O vírus SARS-CoV-2 não é comunista e não irá à Festa do Avante? O vírus não tem ideologia, credo, nacionalidade ou extrato social. Toca e infelizmente ataca todos, dos mais novos aos jovens há mais tempo.
Será que o PCP, de forma cega, não deveria ser como, por exemplo, o PSD que abdicou da Festa do Pontal no Algarve ou da Festa do Chão da Lagoa na Madeira? Será que, igualmente ao PSD, o PCP não podia abdicar da receita que esta festa partidária lhe dá? Devia. Não fez e não quis fazer.
A história não será reescrita, o PCP virou as costas ao respeito, ao bom senso e aos portugueses. Preferiu a sua tradição partidária à sociedade portuguesa.
O PCP assume que a intervenção política não deve parar e que esta Festa serve para mostrar que se pode agir e estar ativo em época de Pandemia. Concordo que o mundo não acabou, defendo que a atividade política não deve perder os direitos consagrados na Constituição da República Portuguesa – que são intocáveis – mas a verdade é que todos os partidos políticos mantiveram a sua atividade partidária nos moldes que seguiram as orientações da DGS. Porque o PCP se julga acima de tudo? Porque quis errar e sabe que errou. Jerónimo de Sousa liderou mal um processo de desrespeito e o PCP liderou pelo mau exemplo.

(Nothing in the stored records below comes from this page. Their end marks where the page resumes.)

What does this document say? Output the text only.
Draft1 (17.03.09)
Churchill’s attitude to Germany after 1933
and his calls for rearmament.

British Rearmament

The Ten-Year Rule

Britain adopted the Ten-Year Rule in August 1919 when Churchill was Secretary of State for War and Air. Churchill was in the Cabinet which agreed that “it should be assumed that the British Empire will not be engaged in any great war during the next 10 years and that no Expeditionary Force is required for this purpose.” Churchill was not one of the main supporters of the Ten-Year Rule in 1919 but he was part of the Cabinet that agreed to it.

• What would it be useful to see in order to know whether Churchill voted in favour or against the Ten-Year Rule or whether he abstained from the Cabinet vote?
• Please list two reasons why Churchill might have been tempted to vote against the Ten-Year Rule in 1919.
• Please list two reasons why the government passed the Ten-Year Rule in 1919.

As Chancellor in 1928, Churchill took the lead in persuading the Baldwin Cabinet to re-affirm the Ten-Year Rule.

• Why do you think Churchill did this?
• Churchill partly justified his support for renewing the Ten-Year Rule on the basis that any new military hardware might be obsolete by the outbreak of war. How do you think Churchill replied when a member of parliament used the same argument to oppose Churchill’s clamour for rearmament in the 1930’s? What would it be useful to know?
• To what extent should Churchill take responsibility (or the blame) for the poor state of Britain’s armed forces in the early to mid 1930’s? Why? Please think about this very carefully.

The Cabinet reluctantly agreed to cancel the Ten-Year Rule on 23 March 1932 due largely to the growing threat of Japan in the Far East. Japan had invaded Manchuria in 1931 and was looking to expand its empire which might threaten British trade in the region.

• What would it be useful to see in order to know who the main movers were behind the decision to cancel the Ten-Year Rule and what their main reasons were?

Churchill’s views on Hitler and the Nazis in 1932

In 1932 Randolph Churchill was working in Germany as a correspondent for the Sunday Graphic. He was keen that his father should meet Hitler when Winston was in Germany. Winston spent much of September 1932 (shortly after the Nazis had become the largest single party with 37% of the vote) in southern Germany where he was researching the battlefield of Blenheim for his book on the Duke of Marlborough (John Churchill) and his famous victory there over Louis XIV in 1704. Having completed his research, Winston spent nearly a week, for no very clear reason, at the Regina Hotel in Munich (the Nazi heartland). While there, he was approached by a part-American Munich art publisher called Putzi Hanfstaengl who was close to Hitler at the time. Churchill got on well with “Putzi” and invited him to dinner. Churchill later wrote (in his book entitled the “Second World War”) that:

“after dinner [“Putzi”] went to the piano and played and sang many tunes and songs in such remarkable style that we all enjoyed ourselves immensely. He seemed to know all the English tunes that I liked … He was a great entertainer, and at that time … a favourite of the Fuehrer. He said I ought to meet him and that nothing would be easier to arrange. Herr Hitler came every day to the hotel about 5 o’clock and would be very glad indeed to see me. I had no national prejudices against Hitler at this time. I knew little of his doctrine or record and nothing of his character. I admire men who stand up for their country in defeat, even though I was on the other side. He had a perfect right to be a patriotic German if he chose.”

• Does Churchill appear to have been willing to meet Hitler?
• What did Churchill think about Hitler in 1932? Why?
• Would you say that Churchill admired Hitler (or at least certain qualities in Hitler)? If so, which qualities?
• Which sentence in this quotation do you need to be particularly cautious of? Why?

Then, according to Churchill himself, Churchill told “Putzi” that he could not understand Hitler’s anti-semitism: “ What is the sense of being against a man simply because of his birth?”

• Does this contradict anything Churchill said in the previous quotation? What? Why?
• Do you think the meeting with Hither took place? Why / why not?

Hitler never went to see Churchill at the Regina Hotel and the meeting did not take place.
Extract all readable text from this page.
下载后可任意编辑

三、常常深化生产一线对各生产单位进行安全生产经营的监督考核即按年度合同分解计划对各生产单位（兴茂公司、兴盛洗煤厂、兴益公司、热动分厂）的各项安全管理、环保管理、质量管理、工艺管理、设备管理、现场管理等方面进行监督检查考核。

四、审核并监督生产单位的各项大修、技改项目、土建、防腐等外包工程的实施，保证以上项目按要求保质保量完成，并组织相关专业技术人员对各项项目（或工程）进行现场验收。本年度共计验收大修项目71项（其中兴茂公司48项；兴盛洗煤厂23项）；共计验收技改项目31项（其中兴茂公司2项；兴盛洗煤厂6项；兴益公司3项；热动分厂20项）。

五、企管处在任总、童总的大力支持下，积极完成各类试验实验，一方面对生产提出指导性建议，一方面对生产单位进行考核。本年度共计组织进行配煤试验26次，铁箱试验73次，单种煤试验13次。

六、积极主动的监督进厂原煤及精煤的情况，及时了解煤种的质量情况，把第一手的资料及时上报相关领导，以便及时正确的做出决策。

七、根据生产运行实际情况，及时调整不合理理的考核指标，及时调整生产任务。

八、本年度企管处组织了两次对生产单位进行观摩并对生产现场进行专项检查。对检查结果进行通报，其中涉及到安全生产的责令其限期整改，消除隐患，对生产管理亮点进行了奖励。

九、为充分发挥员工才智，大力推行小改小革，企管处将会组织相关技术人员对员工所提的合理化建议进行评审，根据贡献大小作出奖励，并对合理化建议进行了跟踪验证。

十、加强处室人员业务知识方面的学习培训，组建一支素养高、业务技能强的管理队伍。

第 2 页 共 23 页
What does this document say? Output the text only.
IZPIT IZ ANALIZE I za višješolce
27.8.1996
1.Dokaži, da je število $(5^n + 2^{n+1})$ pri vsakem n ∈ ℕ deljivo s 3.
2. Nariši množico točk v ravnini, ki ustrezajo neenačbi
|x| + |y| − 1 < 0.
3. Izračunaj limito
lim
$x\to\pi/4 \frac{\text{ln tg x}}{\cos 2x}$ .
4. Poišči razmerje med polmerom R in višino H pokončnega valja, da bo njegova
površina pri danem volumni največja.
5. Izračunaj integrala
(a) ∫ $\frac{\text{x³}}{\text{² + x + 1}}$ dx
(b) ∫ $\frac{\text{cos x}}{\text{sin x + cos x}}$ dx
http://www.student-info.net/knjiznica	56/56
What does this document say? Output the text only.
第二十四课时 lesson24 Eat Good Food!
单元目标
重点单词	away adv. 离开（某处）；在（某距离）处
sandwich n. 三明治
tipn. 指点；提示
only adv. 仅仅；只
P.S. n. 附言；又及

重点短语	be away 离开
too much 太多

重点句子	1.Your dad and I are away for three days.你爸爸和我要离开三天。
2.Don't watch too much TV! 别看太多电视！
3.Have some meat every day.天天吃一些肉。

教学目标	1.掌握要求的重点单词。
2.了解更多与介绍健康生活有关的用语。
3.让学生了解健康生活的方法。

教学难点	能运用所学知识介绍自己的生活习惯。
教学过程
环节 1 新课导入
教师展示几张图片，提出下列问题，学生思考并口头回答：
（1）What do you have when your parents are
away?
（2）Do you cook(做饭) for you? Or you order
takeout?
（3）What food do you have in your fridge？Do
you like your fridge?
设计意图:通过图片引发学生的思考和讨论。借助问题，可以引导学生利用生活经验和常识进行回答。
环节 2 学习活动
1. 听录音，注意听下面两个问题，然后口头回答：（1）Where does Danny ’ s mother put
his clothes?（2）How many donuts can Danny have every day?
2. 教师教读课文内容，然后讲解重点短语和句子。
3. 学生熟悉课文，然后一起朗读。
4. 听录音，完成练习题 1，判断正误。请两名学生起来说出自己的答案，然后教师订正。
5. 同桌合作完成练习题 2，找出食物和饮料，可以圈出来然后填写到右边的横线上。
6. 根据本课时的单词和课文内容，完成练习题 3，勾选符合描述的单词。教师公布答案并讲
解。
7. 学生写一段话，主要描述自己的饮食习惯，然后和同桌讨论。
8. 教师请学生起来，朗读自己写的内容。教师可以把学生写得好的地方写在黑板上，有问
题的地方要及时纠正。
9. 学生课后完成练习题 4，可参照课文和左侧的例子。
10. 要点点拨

Mais, pensemos com justiça porque falamos de um “Festival” quase, e o setor cultural? A Cultura atravessa uma crise sem precedentes na história. Precisam os artistas e as equipas técnicas de quem mantenha a esperança nas suas vidas, dependentes de eventos como o que amanhã se inicia, e deles ninguém falou? É justo, PCP? Onde está a guerra ideológica que vos orienta, a missão de serem “os porta-vozes dos descontentes”? É assim que tratam os artistas e o setor cultural? Que se registe.
Em suma, porque é das matérias mais unânimes na negação da sociedade portuguesa (no sentido oposto, da aprovação, nem Mário Soares foi nem Marcelo Rebelo de Sousa será tão consensual como esta “votação” de amostra de toda a população portuguesa), havia claramente espaço para também este partido político manter comícios com um número limitado de presentes, suspender as festas maiores durante este período de exceção e respeito à saúde pública e, até, podia inovar com sessões online até a serem gravadas da mítica praça 25 de Abril que centraliza a Festa do Avante ano após ano. Não quiseram.
Ninguém impede de se ter iniciativa partidária e política. Mas o PCP impediu a DGS e o país de concordarem que, durante todo este período de pandemia, respeitámos normas, abdicámos de vontades pessoais e de grupo, limitámos eventos e cumprimos no desígnio de respeitar o vírus e defender Portugal. O PCP não cumpriu.